C. Son #3 brought home a packet of work that they had done together in the classroom and he had apparently not "gotten". His teacher attached a note, "Mrs. Hensley, Russell doesn't understand this. Please work with him at home." Sure, I can do that. Then, I look through the packet and see that he REALLY didn't understand it. A weeks worth of math worksheets all incorrect. A weeks worth of alphabetical order worksheets also all incorrect. A couple of Scholastic News reports on Barack Obama's inauguration and Martin Luther King, Jr. day looking like Greek to him. So, I'm sitting with him at the kitchen table trying to find a way to explain something that his teacher obviously must have explained already only I don't have a masters in teaching and am wondering how I'm supposed to make it make sense if she couldn't. Somehow, we managed to get it all done (while fighting with Tatton about how he MUST finish his homework... and trying to convince Lane that the 5 paragraph report is NOT as big a deal as he's making it out to be and that he should really just plop down at the table and write it one paragraph at a time... and practicing reading with Brooke...)

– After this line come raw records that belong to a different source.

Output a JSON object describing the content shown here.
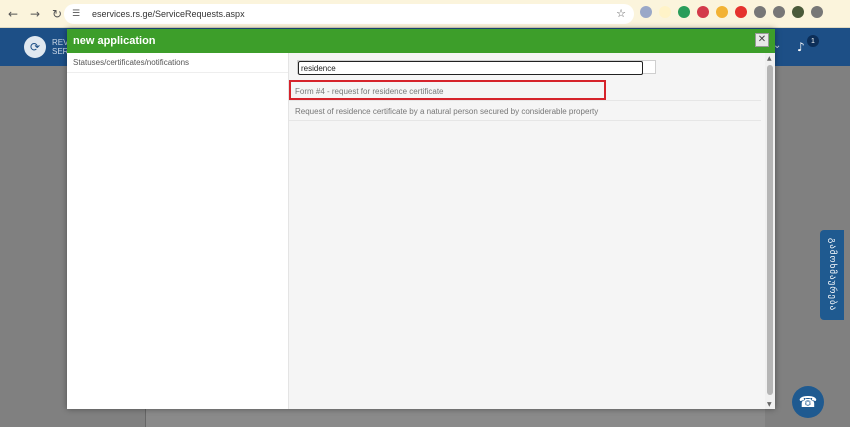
{
  "browser": {
    "url": "eservices.rs.ge/ServiceRequests.aspx",
    "back_icon": "←",
    "forward_icon": "→",
    "reload_icon": "↻",
    "site_info_icon": "☰",
    "star_icon": "☆"
  },
  "site": {
    "logo_glyph": "⟳",
    "abbr_line1": "REV",
    "abbr_line2": "SER",
    "notification_count": "1",
    "bell_icon": "♪",
    "chevron_icon": "⌄"
  },
  "modal": {
    "title": "new application",
    "close_glyph": "✕",
    "left_items": [
      "Statuses/certificates/notifications"
    ],
    "search": {
      "value": "residence",
      "placeholder": ""
    },
    "results": [
      "Form #4 - request for residence certificate",
      "Request of residence certificate by a natural person secured by considerable property"
    ]
  },
  "side_tab": {
    "label": "გამოხმაურება"
  },
  "help": {
    "glyph": "☎"
  },
  "colors": {
    "modal_header": "#3d9e2a",
    "site_header": "#1d4f86",
    "highlight": "#d6232b"
  }
}
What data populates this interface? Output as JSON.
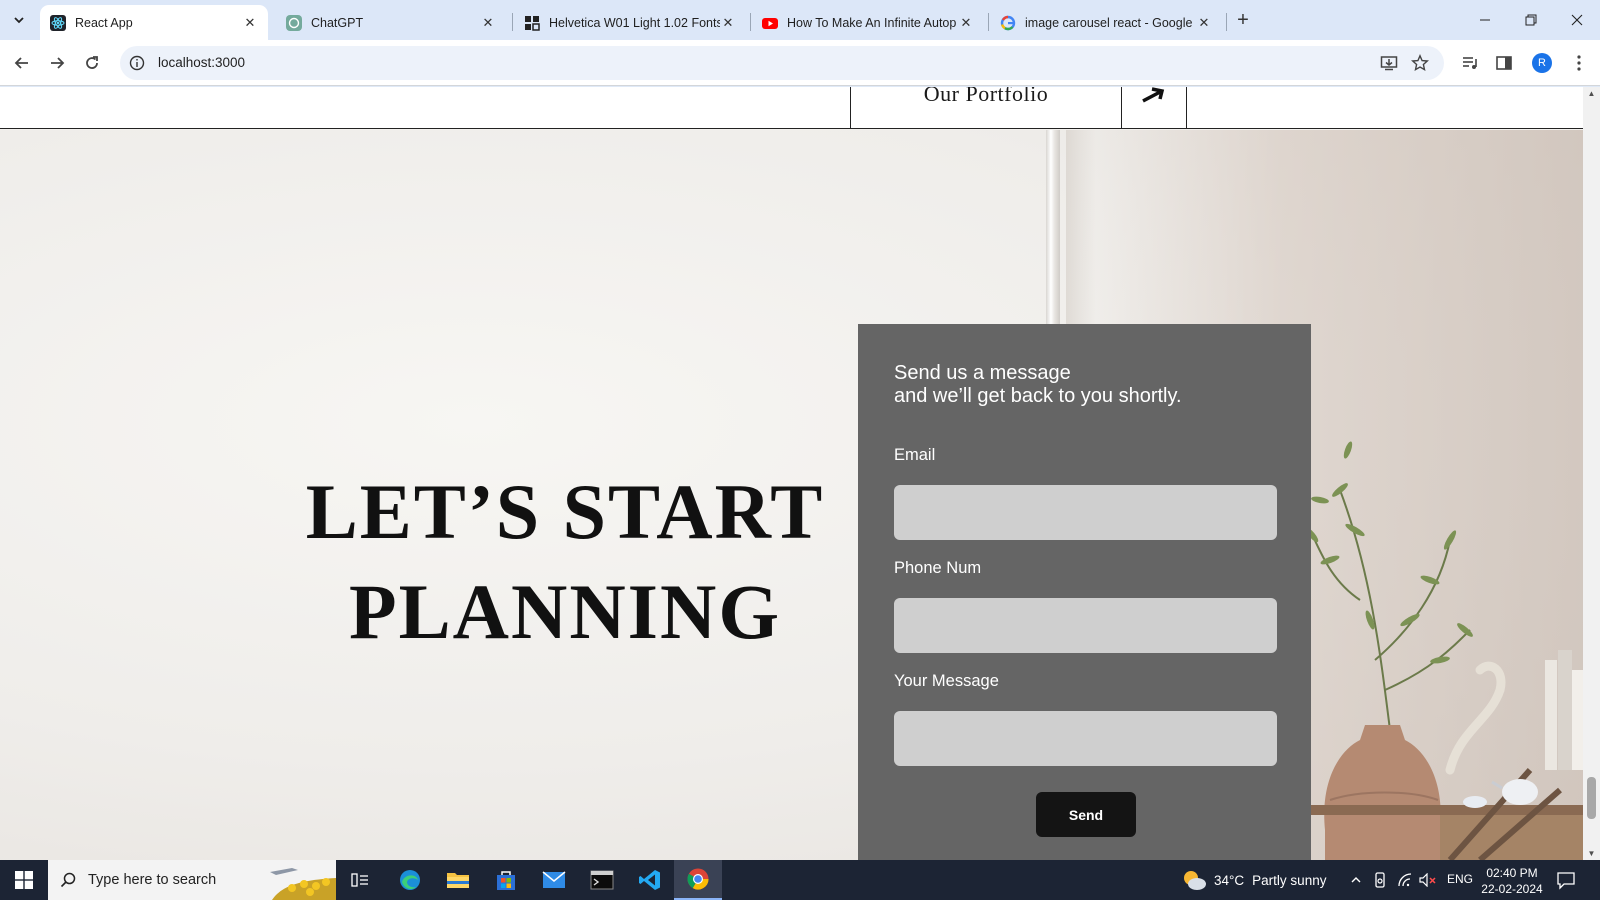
{
  "browser": {
    "tabs": [
      {
        "label": "React App",
        "icon": "react-icon",
        "active": true
      },
      {
        "label": "ChatGPT",
        "icon": "chatgpt-icon",
        "active": false
      },
      {
        "label": "Helvetica W01 Light 1.02 Fonts",
        "icon": "fonts-site-icon",
        "active": false
      },
      {
        "label": "How To Make An Infinite Autop",
        "icon": "youtube-icon",
        "active": false
      },
      {
        "label": "image carousel react - Google S",
        "icon": "google-icon",
        "active": false
      }
    ],
    "url": "localhost:3000",
    "profile_initial": "R"
  },
  "site": {
    "nav_portfolio": "Our Portfolio",
    "nav_arrow": "➔",
    "headline_line1": "LET’S START",
    "headline_line2": "PLANNING",
    "form": {
      "intro_line1": "Send us a message",
      "intro_line2": "and we’ll get back to you shortly.",
      "email_label": "Email",
      "phone_label": "Phone Num",
      "message_label": "Your Message",
      "email_value": "",
      "phone_value": "",
      "message_value": "",
      "send_label": "Send"
    }
  },
  "taskbar": {
    "search_placeholder": "Type here to search",
    "weather_temp": "34°C",
    "weather_text": "Partly sunny",
    "language": "ENG",
    "time": "02:40 PM",
    "date": "22-02-2024"
  },
  "colors": {
    "form_panel": "#656565",
    "input_fill": "#cfcfcf",
    "send_button": "#141414",
    "taskbar": "#1c2434",
    "tabstrip": "#dce7f8"
  }
}
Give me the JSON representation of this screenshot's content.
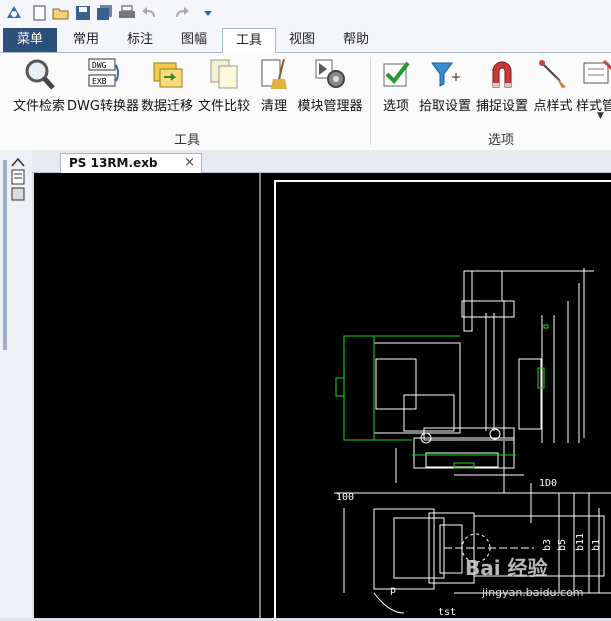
{
  "quick_access": {
    "icons": [
      "app-logo-icon",
      "new-file-icon",
      "open-folder-icon",
      "save-icon",
      "save-all-icon",
      "print-icon",
      "undo-icon",
      "redo-icon",
      "customize-dropdown-icon"
    ]
  },
  "tabs": [
    {
      "label": "菜单",
      "state": "menu"
    },
    {
      "label": "常用",
      "state": "normal"
    },
    {
      "label": "标注",
      "state": "normal"
    },
    {
      "label": "图幅",
      "state": "normal"
    },
    {
      "label": "工具",
      "state": "active"
    },
    {
      "label": "视图",
      "state": "normal"
    },
    {
      "label": "帮助",
      "state": "normal"
    }
  ],
  "ribbon": {
    "groups": [
      {
        "label": "工具",
        "buttons": [
          {
            "label": "文件检索",
            "icon": "magnifier-icon"
          },
          {
            "label": "DWG转换器",
            "icon": "dwg-exb-converter-icon"
          },
          {
            "label": "数据迁移",
            "icon": "data-migration-icon"
          },
          {
            "label": "文件比较",
            "icon": "file-compare-icon"
          },
          {
            "label": "清理",
            "icon": "clean-broom-icon"
          },
          {
            "label": "模块管理器",
            "icon": "module-manager-gear-icon"
          }
        ]
      },
      {
        "label": "选项",
        "buttons": [
          {
            "label": "选项",
            "icon": "checkmark-icon"
          },
          {
            "label": "拾取设置",
            "icon": "filter-pick-icon"
          },
          {
            "label": "捕捉设置",
            "icon": "magnet-snap-icon"
          },
          {
            "label": "点样式",
            "icon": "point-style-icon"
          },
          {
            "label": "样式管",
            "icon": "style-manager-icon"
          }
        ]
      }
    ]
  },
  "document": {
    "tab_title": "PS 13RM.exb",
    "close_glyph": "×"
  },
  "drawing": {
    "labels": {
      "dim_100": "100",
      "dim_1d0": "1D0",
      "dim_b3": "b3",
      "dim_b5": "b5",
      "dim_b11": "b11",
      "dim_b1": "b1",
      "dim_tst": "tst",
      "dim_p": "p"
    }
  },
  "watermark": {
    "brand": "Bai 经验",
    "url": "jingyan.baidu.com"
  },
  "colors": {
    "menu_tab": "#2d4f7c",
    "canvas": "#000000",
    "cad_white": "#ffffff",
    "cad_green": "#1fd61f",
    "accent": "#3a6ea5"
  }
}
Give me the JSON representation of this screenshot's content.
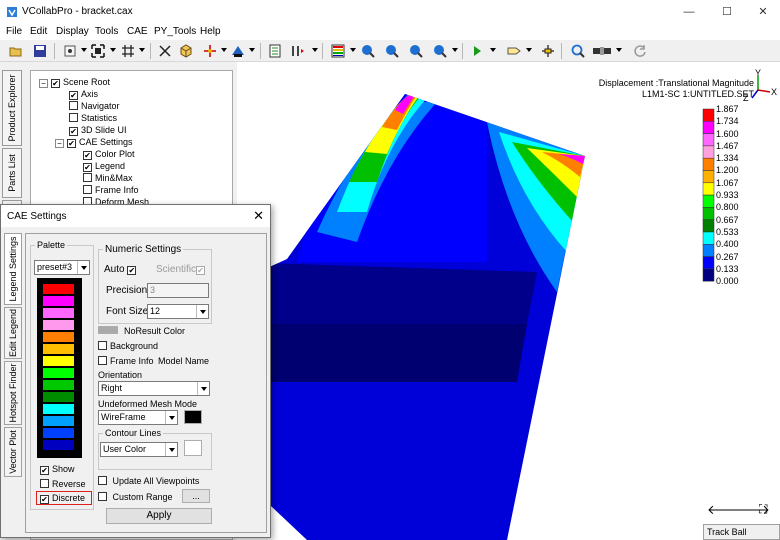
{
  "window": {
    "title": "VCollabPro - bracket.cax",
    "minimize": "—",
    "maximize": "☐",
    "close": "✕"
  },
  "menu": [
    "File",
    "Edit",
    "Display",
    "Tools",
    "CAE",
    "PY_Tools",
    "Help"
  ],
  "toolbar_icons": [
    "open-icon",
    "save-icon",
    "view-icon",
    "fit-icon",
    "grid-icon",
    "scale-icon",
    "cube-icon",
    "axis-icon",
    "render-icon",
    "clip-icon",
    "step-icon",
    "palette-icon",
    "zoom-in-icon",
    "zoom-out-icon",
    "zoom-box-icon",
    "play-icon",
    "label-icon",
    "probe-icon",
    "magnify-icon",
    "slide-icon",
    "refresh-icon"
  ],
  "left_tabs": [
    "Product Explorer",
    "Parts List",
    "nts"
  ],
  "tree": [
    {
      "label": "Scene Root",
      "level": 0,
      "checked": true,
      "expander": "−"
    },
    {
      "label": "Axis",
      "level": 1,
      "checked": true
    },
    {
      "label": "Navigator",
      "level": 1,
      "checked": false
    },
    {
      "label": "Statistics",
      "level": 1,
      "checked": false
    },
    {
      "label": "3D Slide UI",
      "level": 1,
      "checked": true
    },
    {
      "label": "CAE Settings",
      "level": 1,
      "checked": true,
      "expander": "−"
    },
    {
      "label": "Color Plot",
      "level": 2,
      "checked": true
    },
    {
      "label": "Legend",
      "level": 2,
      "checked": true
    },
    {
      "label": "Min&Max",
      "level": 2,
      "checked": false
    },
    {
      "label": "Frame Info",
      "level": 2,
      "checked": false
    },
    {
      "label": "Deform Mesh",
      "level": 2,
      "checked": false
    }
  ],
  "viewport": {
    "legend_title_1": "Displacement :Translational Magnitude",
    "legend_title_2": "L1M1-SC 1:UNTITLED.SET",
    "legend_values": [
      "1.867",
      "1.734",
      "1.600",
      "1.467",
      "1.334",
      "1.200",
      "1.067",
      "0.933",
      "0.800",
      "0.667",
      "0.533",
      "0.400",
      "0.267",
      "0.133",
      "0.000"
    ],
    "legend_colors": [
      "#ff0000",
      "#ff00ff",
      "#ff66ff",
      "#ff9fe0",
      "#ff7f00",
      "#ffb000",
      "#ffff00",
      "#00ff00",
      "#00c000",
      "#008000",
      "#00ffff",
      "#0080ff",
      "#0000ff",
      "#000080"
    ],
    "axis": {
      "x": "X",
      "y": "Y",
      "z": "Z"
    },
    "nav": {
      "left": "🡐",
      "right": "🡒",
      "expand": "⛶"
    },
    "status": "Track Ball"
  },
  "dialog": {
    "title": "CAE Settings",
    "close": "✕",
    "tabs": [
      "Legend Settings",
      "Edit Legend",
      "Hotspot Finder",
      "Vector Plot"
    ],
    "palette": {
      "group": "Palette",
      "preset": "preset#3",
      "colors": [
        "#ff0000",
        "#ff00ff",
        "#ff66ff",
        "#ff99ee",
        "#ff8000",
        "#ffbf00",
        "#ffff00",
        "#00ff00",
        "#00c800",
        "#008c00",
        "#00ffff",
        "#00a0ff",
        "#0040ff",
        "#0000c0"
      ],
      "show_label": "Show",
      "show_checked": "✔",
      "reverse_label": "Reverse",
      "discrete_label": "Discrete",
      "discrete_checked": "✔"
    },
    "numeric": {
      "group": "Numeric Settings",
      "auto_label": "Auto",
      "auto_checked": "✔",
      "scientific_label": "Scientific",
      "scientific_checked": "✔",
      "precision_label": "Precision",
      "precision_value": "3",
      "fontsize_label": "Font Size",
      "fontsize_value": "12"
    },
    "noresult_label": "NoResult Color",
    "background_label": "Background",
    "frameinfo_label": "Frame Info",
    "modelname_label": "Model Name",
    "orientation_label": "Orientation",
    "orientation_value": "Right",
    "undeformed_label": "Undeformed Mesh Mode",
    "undeformed_value": "WireFrame",
    "contour_group": "Contour Lines",
    "contour_value": "User Color",
    "update_label": "Update All Viewpoints",
    "customrange_label": "Custom Range",
    "ellipsis": "...",
    "apply": "Apply",
    "highlight_color": "#e0201c"
  }
}
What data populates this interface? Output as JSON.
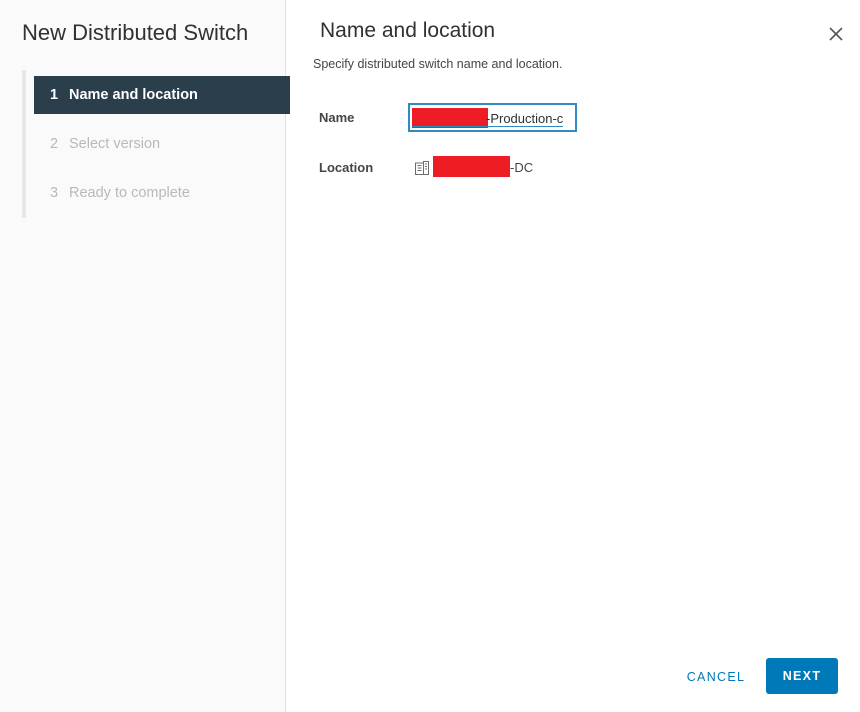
{
  "wizard": {
    "title": "New Distributed Switch",
    "steps": [
      {
        "number": "1",
        "label": "Name and location",
        "state": "active"
      },
      {
        "number": "2",
        "label": "Select version",
        "state": "disabled"
      },
      {
        "number": "3",
        "label": "Ready to complete",
        "state": "disabled"
      }
    ]
  },
  "page": {
    "title": "Name and location",
    "subtitle": "Specify distributed switch name and location.",
    "close_icon": "close-icon"
  },
  "form": {
    "name_label": "Name",
    "name_value_visible": "-Production-c",
    "location_label": "Location",
    "location_icon": "datacenter-icon",
    "location_value_visible": "-DC"
  },
  "footer": {
    "cancel_label": "CANCEL",
    "next_label": "NEXT"
  },
  "colors": {
    "accent": "#0079b8",
    "active_step_bg": "#2b3e4c",
    "redaction": "#ee1c25"
  }
}
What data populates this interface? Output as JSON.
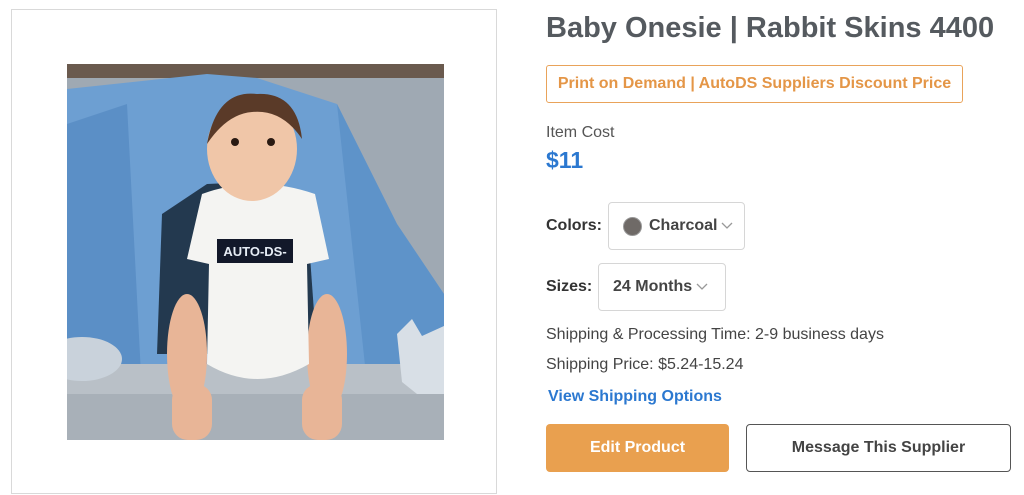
{
  "product": {
    "title": "Baby Onesie | Rabbit Skins 4400",
    "badge": "Print on Demand | AutoDS Suppliers Discount Price",
    "image": {
      "print_text": "AUTO-DS-"
    },
    "item_cost_label": "Item Cost",
    "item_cost_value": "$11",
    "colors": {
      "label": "Colors:",
      "selected": "Charcoal",
      "swatch_color": "#6f6a67"
    },
    "sizes": {
      "label": "Sizes:",
      "selected": "24 Months"
    },
    "shipping_time": "Shipping & Processing Time: 2-9 business days",
    "shipping_price": "Shipping Price: $5.24-15.24",
    "view_shipping_link": "View Shipping Options",
    "edit_button": "Edit Product",
    "message_button": "Message This Supplier"
  },
  "colors": {
    "accent_orange": "#e9a04f",
    "link_blue": "#2b78d0"
  }
}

I'm just trying to figure out how when I was a kid, I managed to go to school, pull in good grades fairly effortlessly (I don't remember shedding all these tears that I'm seeing from my kids now) and still had time to run around outside climbing trees and riding bikes on my evenings and weekends? I don't remember my parents spending hours upon hours with me coaching me on reports and nagging me about all of the homework in my 30 lb. backpack. In fact, I don't remember having a backpack that caused chiropractor visits at all. So, when did this happen? When did it change so that my adult years now involve more schoolwork than my childhood ever seemed to? When did my kids stop having time to play and why does it seem we barely have any time to have a life outside of school unless their grades suffer for it? Grrr- maybe I was naive when I went into this parenting thing, but I'll tell you what: I never anticipated being this burnt out & exhausted from educating my kiddos and I would have never guessed that I'd have a kid who required anti-anxiety meds to go to school. Here our nation is in the middle of a childhood obesity epidemic and my kids are being held in at recess to catch up on missing assignments and doing even more schoolwork instead of physical activities on their evenings and weekends. I kind of doubt that their brains are even retaining any of it anyway since they're so burnt out themselves. That's my family planning motivation right there. Even though I'm a baby crazed mama who would LOVE to have more kids, I KNOW that I don't have the time or the energy for another one because I'm already so stressed and busy trying to keep up with the schoolwork for the ones I have. When you start getting so stressed over your child's homework that you break down and toss a glass of ice water on his tear streaked, whiny face, it's a good sign that you're incapable of handling more offspring and that MAYBE you shouldn't have had quite as many as you had in the first place.